IE 11 is not supported. For an optimal experience visit our site on another browser.

TikTok trend inspires women to wear pigtails to work in an experiment to see whether they get more tips

“Unfortunately, women are going to be fetishized in different ways by what they look like," said one TikTok user who tried the experiment.
Photo illustration of a girl in braided pigtails on phone-shaped screens.
A TikTok trend has inspired some women in the service industry to sport pigtails at work to find out whether they can make more money. NBC News; Getty Images

Some women who have jobs in the service industry are sporting pigtails at work as part of a social experiment to find out whether they will earn more in tips from male patrons.

From servers to dancers, those who have participated in the experiment and shared their experiences on TikTok say their tips have increased since they rocked the hairstyle at work. They say the experiment's success has shown that young women are more sexualized in society.

“Unfortunately, women are going to be fetishized in different ways by what they look like,” said Lisa Stirling, 25, a server who is among those sharing the results of the experiment on TikTok. “If changing my hair up is going to affect that in a positive way, then it’s something I’m going to give a shot.”
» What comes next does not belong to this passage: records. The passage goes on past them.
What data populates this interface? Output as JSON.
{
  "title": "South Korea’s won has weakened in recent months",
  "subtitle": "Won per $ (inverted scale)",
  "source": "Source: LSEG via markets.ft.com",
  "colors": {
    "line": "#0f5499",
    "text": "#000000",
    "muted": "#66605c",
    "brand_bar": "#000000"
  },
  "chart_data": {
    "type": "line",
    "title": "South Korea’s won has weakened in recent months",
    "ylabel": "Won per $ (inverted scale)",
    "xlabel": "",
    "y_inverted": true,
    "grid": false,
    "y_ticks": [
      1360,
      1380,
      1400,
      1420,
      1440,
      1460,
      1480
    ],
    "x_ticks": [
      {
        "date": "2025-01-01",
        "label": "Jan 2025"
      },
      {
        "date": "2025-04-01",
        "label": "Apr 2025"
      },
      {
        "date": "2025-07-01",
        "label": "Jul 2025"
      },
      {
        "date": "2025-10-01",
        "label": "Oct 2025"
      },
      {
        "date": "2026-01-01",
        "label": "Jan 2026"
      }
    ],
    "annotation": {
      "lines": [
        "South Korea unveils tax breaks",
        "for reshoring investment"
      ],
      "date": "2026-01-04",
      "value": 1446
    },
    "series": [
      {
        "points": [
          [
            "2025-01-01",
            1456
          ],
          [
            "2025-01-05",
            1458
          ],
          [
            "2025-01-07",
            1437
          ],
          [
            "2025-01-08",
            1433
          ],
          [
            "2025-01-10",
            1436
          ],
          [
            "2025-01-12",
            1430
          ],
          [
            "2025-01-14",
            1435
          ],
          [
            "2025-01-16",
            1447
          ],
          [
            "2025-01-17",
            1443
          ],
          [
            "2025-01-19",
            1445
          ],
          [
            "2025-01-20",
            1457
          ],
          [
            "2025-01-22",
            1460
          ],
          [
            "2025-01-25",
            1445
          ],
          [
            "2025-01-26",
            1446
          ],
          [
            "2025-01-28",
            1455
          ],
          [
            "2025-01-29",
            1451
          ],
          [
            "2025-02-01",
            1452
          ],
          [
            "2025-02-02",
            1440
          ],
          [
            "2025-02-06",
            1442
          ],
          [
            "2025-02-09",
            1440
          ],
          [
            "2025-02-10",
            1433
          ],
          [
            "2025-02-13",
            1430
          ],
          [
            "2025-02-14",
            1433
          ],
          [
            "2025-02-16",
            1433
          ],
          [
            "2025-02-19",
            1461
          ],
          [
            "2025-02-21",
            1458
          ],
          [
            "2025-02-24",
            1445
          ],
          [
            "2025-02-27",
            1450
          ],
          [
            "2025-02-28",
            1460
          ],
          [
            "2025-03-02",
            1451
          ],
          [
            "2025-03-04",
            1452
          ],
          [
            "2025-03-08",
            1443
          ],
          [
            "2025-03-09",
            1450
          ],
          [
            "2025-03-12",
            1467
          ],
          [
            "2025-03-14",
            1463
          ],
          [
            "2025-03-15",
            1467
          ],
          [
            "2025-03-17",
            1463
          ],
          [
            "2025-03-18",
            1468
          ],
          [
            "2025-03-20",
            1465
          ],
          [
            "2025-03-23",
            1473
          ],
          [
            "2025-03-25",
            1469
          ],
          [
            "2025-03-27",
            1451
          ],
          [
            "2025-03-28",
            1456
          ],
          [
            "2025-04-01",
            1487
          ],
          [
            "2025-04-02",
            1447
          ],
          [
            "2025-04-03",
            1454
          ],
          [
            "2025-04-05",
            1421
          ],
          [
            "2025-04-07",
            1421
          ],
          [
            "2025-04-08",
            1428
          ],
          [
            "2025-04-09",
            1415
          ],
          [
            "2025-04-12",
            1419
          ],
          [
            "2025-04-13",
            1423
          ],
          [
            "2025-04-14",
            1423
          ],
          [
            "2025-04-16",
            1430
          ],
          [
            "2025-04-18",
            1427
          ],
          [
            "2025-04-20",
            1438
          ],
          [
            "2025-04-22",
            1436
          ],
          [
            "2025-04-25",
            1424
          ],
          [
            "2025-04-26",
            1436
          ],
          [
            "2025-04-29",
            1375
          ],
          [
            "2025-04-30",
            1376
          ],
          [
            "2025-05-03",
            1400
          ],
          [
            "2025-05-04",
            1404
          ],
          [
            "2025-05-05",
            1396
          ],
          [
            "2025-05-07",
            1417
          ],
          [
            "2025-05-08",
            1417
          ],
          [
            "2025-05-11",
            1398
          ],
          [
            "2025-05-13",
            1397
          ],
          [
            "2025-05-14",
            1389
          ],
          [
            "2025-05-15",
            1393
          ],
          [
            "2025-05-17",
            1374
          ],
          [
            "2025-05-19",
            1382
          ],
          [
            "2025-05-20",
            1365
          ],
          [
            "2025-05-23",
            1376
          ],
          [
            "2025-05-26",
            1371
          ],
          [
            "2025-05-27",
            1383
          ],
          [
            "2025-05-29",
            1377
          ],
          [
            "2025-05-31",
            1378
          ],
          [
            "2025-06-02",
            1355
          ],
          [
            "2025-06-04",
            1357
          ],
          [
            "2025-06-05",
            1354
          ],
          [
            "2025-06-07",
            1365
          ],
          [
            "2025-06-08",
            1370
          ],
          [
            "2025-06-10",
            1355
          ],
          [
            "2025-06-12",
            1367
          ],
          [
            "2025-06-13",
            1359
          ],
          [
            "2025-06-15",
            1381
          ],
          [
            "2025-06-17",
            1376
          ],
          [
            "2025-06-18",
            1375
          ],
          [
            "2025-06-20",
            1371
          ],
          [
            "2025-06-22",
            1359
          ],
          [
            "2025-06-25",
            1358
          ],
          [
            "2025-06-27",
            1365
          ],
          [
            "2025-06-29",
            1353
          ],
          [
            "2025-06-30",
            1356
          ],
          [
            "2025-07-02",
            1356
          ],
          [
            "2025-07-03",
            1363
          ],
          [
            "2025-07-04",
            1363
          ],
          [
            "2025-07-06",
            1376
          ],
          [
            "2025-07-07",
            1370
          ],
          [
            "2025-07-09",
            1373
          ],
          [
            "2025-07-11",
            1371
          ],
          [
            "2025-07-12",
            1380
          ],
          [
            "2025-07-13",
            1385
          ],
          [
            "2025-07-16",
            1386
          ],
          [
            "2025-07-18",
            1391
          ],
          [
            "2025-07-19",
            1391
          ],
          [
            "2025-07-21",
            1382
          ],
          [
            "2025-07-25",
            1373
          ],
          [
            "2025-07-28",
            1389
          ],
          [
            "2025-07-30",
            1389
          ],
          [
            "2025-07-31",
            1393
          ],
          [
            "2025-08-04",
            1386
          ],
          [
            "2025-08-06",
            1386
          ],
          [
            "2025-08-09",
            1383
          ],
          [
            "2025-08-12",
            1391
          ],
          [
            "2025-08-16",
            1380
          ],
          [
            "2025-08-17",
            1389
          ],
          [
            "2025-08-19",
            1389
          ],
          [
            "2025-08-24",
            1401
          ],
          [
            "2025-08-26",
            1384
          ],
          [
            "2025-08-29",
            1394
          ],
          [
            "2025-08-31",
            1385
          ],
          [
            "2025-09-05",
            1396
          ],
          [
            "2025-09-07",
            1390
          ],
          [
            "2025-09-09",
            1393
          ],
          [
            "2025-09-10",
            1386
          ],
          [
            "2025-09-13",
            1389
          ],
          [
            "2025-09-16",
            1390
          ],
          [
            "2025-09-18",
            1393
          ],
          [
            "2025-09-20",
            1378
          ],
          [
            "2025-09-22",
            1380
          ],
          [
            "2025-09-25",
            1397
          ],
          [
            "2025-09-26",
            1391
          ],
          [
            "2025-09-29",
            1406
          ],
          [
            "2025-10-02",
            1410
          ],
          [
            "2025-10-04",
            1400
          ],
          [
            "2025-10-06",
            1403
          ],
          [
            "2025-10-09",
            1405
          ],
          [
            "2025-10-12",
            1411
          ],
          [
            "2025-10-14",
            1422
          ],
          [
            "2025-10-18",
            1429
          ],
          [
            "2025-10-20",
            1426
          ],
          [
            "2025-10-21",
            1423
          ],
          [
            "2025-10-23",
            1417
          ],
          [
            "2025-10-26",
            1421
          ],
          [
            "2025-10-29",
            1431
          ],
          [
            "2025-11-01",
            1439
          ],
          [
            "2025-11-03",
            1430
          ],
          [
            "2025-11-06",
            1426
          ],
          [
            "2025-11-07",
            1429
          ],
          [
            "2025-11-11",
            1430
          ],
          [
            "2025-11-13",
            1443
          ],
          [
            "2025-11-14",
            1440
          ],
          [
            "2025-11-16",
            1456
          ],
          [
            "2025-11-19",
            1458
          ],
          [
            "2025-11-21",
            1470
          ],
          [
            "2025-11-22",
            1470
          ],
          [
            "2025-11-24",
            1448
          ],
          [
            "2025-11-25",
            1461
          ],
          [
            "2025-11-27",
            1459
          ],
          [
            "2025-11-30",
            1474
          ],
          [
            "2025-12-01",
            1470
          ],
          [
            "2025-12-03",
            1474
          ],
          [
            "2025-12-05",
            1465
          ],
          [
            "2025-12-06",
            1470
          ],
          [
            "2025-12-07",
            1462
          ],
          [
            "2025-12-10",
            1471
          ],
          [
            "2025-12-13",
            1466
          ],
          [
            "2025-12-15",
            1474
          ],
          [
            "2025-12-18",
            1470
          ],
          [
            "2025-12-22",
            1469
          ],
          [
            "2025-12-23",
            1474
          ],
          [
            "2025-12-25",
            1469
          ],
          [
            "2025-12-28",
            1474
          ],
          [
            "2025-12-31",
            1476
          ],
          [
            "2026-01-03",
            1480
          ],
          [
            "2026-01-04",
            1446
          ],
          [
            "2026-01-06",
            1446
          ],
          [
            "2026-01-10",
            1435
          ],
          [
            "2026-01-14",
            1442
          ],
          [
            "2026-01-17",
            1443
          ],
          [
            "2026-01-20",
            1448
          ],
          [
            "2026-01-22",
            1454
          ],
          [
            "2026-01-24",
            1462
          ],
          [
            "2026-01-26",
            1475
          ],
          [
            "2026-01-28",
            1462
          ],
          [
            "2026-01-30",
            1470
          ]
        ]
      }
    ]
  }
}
Pigtails have long been associated with youth in pop culture. Characters like Angelica Pickles in the cartoon “Rugrats,” Bubbles in the cartoon “The Powerpuff Girls” and Boo from the Pixar film “Monsters Inc.” all donned the hairstyle, denoting their youthfulness. Women who wear the hairstyle are also often infantilized in such depictions.

In the 1990s, Emma Bunton, aka Baby Spice, wore her blond hair in pigtails to match her Spice Girls persona. At age 16, Britney Spears wore the hairstyle in the “... Baby, One More Time” music video, which played into the “sexy schoolgirl” trope.

The “pigtails experiment” first appeared on TikTok after a server named Grace posted that she made more tips when she wore pigtails to work in a video in September, according to BuzzFeed. She does not describe it as an experiment in the video but points out how wearing her hair that way led to more tips.

“When you wear pigtails to work and make double [the] amount of tips as usual," Grace, who did not immediately respond to a request for comment, wrote in text over her video. In it, she lip-syncs along to the song “Put Me in a Movie” by Lana Del Rey, mouthing the lyric, “C’mon, you know you like little girls.”

Grace's video resurfaced on TikTok over a year later in July, after Stirling's video about rocking the hairstyle amassed about 4.2 million views. The trend has since picked up.

“As soon as I put on those braids, I’m telling you, something just clicked with these men, and they started throwing me money,” said Veronica Portillo, 20, who works as a dancer at a strip club in Tennessee. Portillo’s first TikTok video about wearing pigtails at work has racked up more than 6.4 million views.

Portillo said that while she was wearing pigtails in the strip club, a man asked her for a private dance and told her the hairstyle reminded him of his “little niece."

“At this point, it’s been sexualized so much that I wouldn’t call it a little girl’s hairstyle anymore,” Portillo said. 

Stirling said she has had success with the pigtails working at her restaurant. In the restaurant industry, anything a server sells — drinks, food, etc. — is totaled up at the end of the night.

Before she sported the pigtails, Stirling said, she averaged 12.5% of her sales in tips. After she started wearing pigtails, the percentage surged to 16.7%.

Portillo said that on a slower Sunday at the strip club, she can make as little as $100. But on a recent Sunday, when she said making tips seemed impossible, adding pigtails changed the game. She went home with about $600.

"When I got offstage a few [men] came up to me and said: 'I love your hair. Let's get a dance.' They wanted me for the rest of the night because I had little braids," she said. "It's definitely unsettling."

Still, she said, she plans to try other types of pigtails to see whether they help her bring in even more tips.